So you are not suggesting that there may well be a logic in having it this way round rather than what it currently is?

Commissioner Birt:

Not that I can see and if there is a logic it is to give more power to the prosecution, which I think, even though I am an ex-Attorney General, would be wrong. The prosecution should only be able to withhold unused material if they can persuade a judge that it is right to do so.
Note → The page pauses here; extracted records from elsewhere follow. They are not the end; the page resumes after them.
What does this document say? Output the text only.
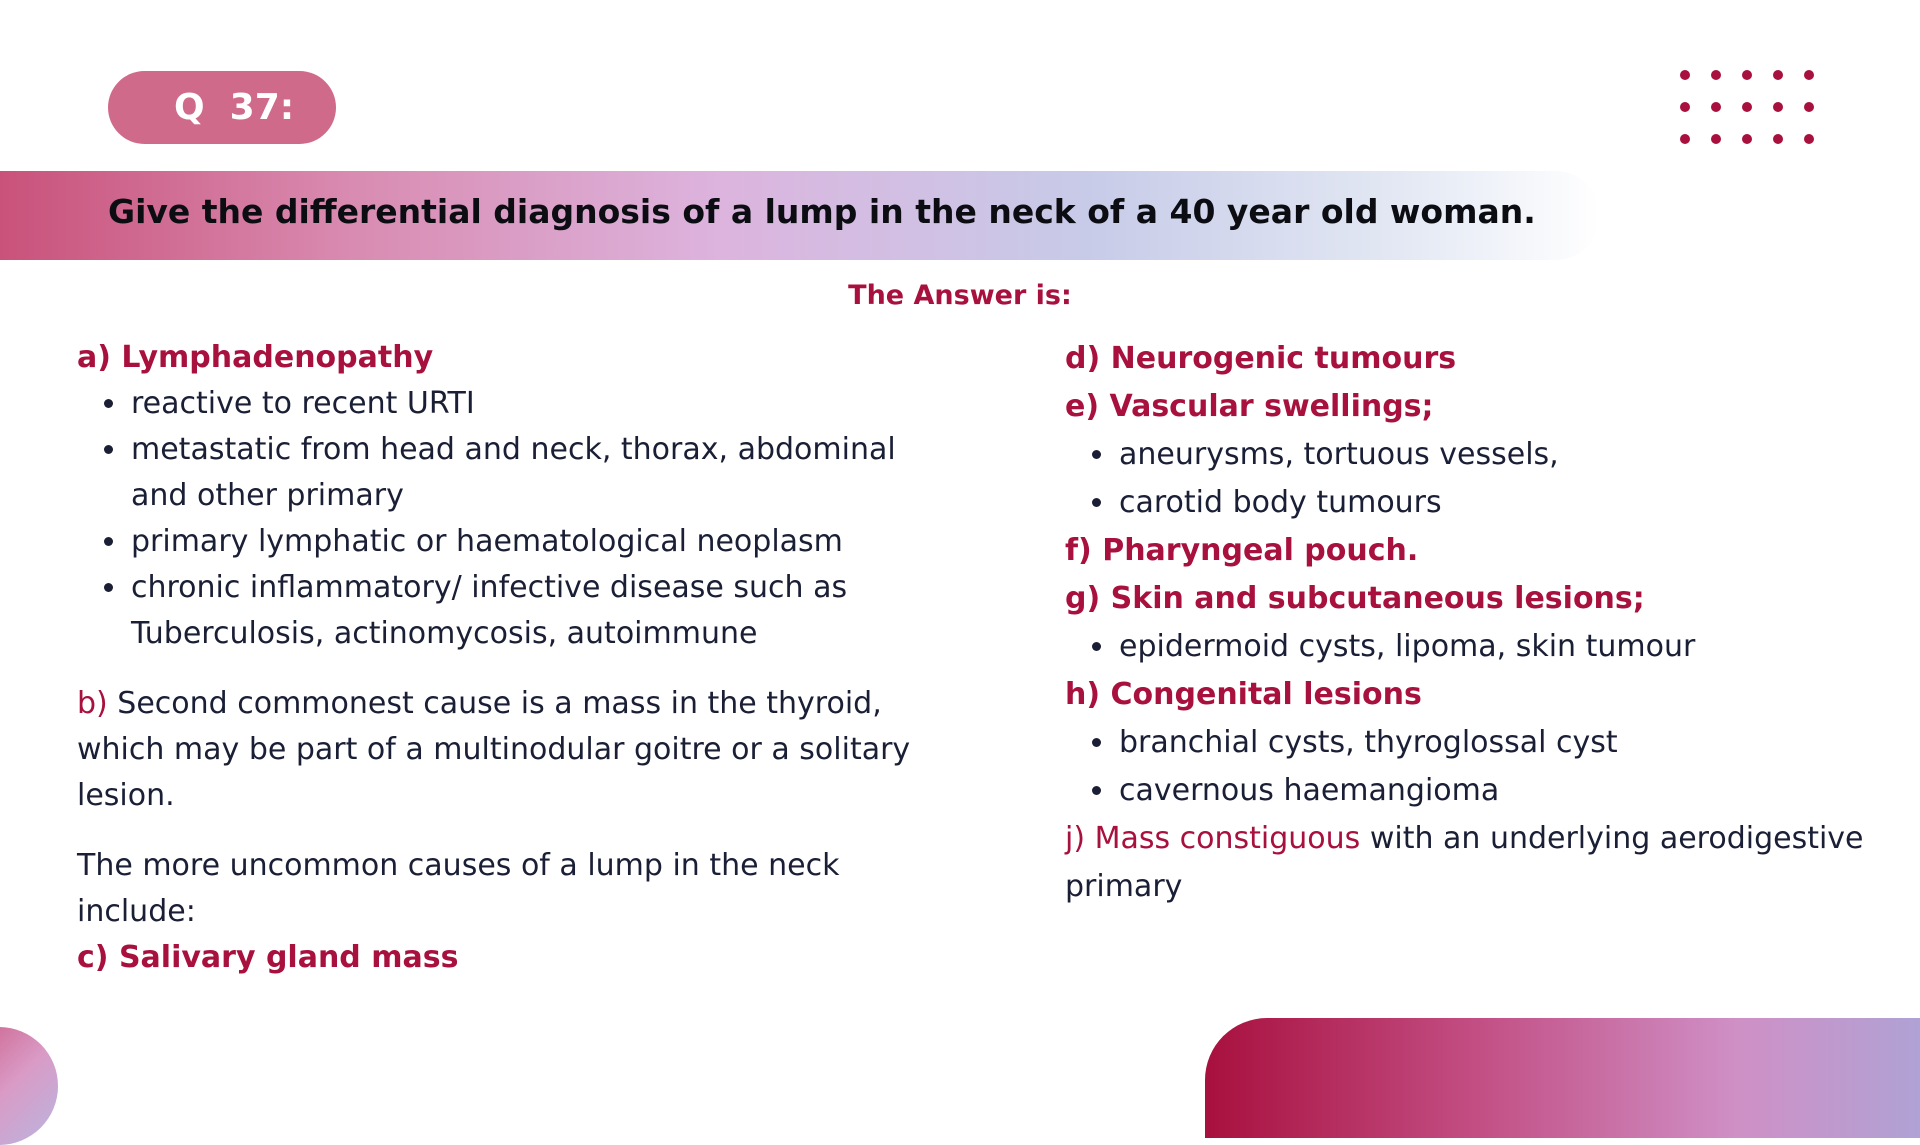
Q  37:
Give the differential diagnosis of a lump in the neck of a 40 year old woman.
The Answer is:
a) Lymphadenopathy
• reactive to recent URTI
• metastatic from head and neck, thorax, abdominal and other primary
• primary lymphatic or haematological neoplasm
• chronic inflammatory/ infective disease such as Tuberculosis, actinomycosis, autoimmune
b) Second commonest cause is a mass in the thyroid, which may be part of a multinodular goitre or a solitary lesion.
The more uncommon causes of a lump in the neck include:
c) Salivary gland mass
d) Neurogenic tumours
e) Vascular swellings;
• aneurysms, tortuous vessels,
• carotid body tumours
f) Pharyngeal pouch.
g) Skin and subcutaneous lesions;
• epidermoid cysts, lipoma, skin tumour
h) Congenital lesions
• branchial cysts, thyroglossal cyst
• cavernous haemangioma
j) Mass constiguous with an underlying aerodigestive primary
Commissioner Clyde-Smith: I have nothing to add to that. The Deputy of St. Ouen : No questions.

Deputy S.Y. Mézec :

Okay, yes, thank you. That is helpful. The next article you raised is Article 98 about the warning of witnesses to attend court. I think we spoke with the Bailiff about this one as well, who had agreed with your points.

[13:45]

Commissioner Birt:

Yes, it is a simple point, really. I have to say at present the Jersey system works incredibly well and is much better than the English system. Our system is that all people who are to be called as witnesses, whether for the prosecution or the defence - assuming the defence notify the prosecution - are summoned through the Viscount, told: "You must come." If they do not turn up, they can be arrested forthwith and brought to court, which means that trials are not delayed because by the time the case has been opened and the jury is sworn in and so on, somebody has been off to grab the chap, assuming that he or she is in Jersey, and brought him to court. So the cost and time and expense of a wasted trial is not incurred. In England, my understanding from speaking to a number of other judges is that trials are often having to be adjourned because witnesses do not turn up. Why? Because they have the system that is being introduced here of a witness summons, but most of the time the prosecution do not get a witness summons because in order to get a witness summons you have to have some reasonable grounds for believing a witness will not turn up. Clearly, if the witness said: "I am not going to come to court" then you can go and get your witness summons ahead of time, but if the witness says nothing but just does not turn up on the day, you have not been able to get a witness summons in advance. So, a witness does not turn up, the case has to be put off at vast time and expense to everybody. So I myself think we should stick with our current system, which is better than the system which is proposed.

Deputy S.Y. Mézec :

Are the rules under the current system used often?

Commissioner Birt:

No, because everyone is summoned by the Viscounts and people are very good about obeying it.

Commissioner Clyde-Smith:

Yes, the summons carries a warning, I think.

Commissioner Birt:

It carries a warning. The Viscount's officer says you must come. It is done personally. I suppose I must have had a case where a witness was not there, but I certainly cannot remember many. The system works terribly well and we do not lose time and money and waste everyone's time and the jury's time because a witness has not turned up.

The Deputy of St. Ouen :

Is the balancing exercise here that you must take account of the Viscount's time and the resources available to the Viscount in summoning witnesses? I do not know, but is that perhaps the reason for the provision that there should not be that need to involve the Viscount in each and every ?

Commissioner Birt:

I do not know. Dr. Miles and any others would know. Maybe there is pressure from the Viscount's Department, but it has never been communicated to me, while I was Bailiff , that the Viscounts were suffering under the pressure of serving notices. I have never had a notification of that. If that is the reason, then you have to balance the saving of cost to the Viscount with the enormous inconvenience and cost of an aborted trial.

The Deputy of St. Ouen :

Yes, or even delaying it for a day.

Commissioner Birt:

Even delaying it for a day, you might find that it is set down for 5 days and other cases are fixed to start the following Monday, a new trial perhaps, so chaos can be caused if a criminal trial overruns.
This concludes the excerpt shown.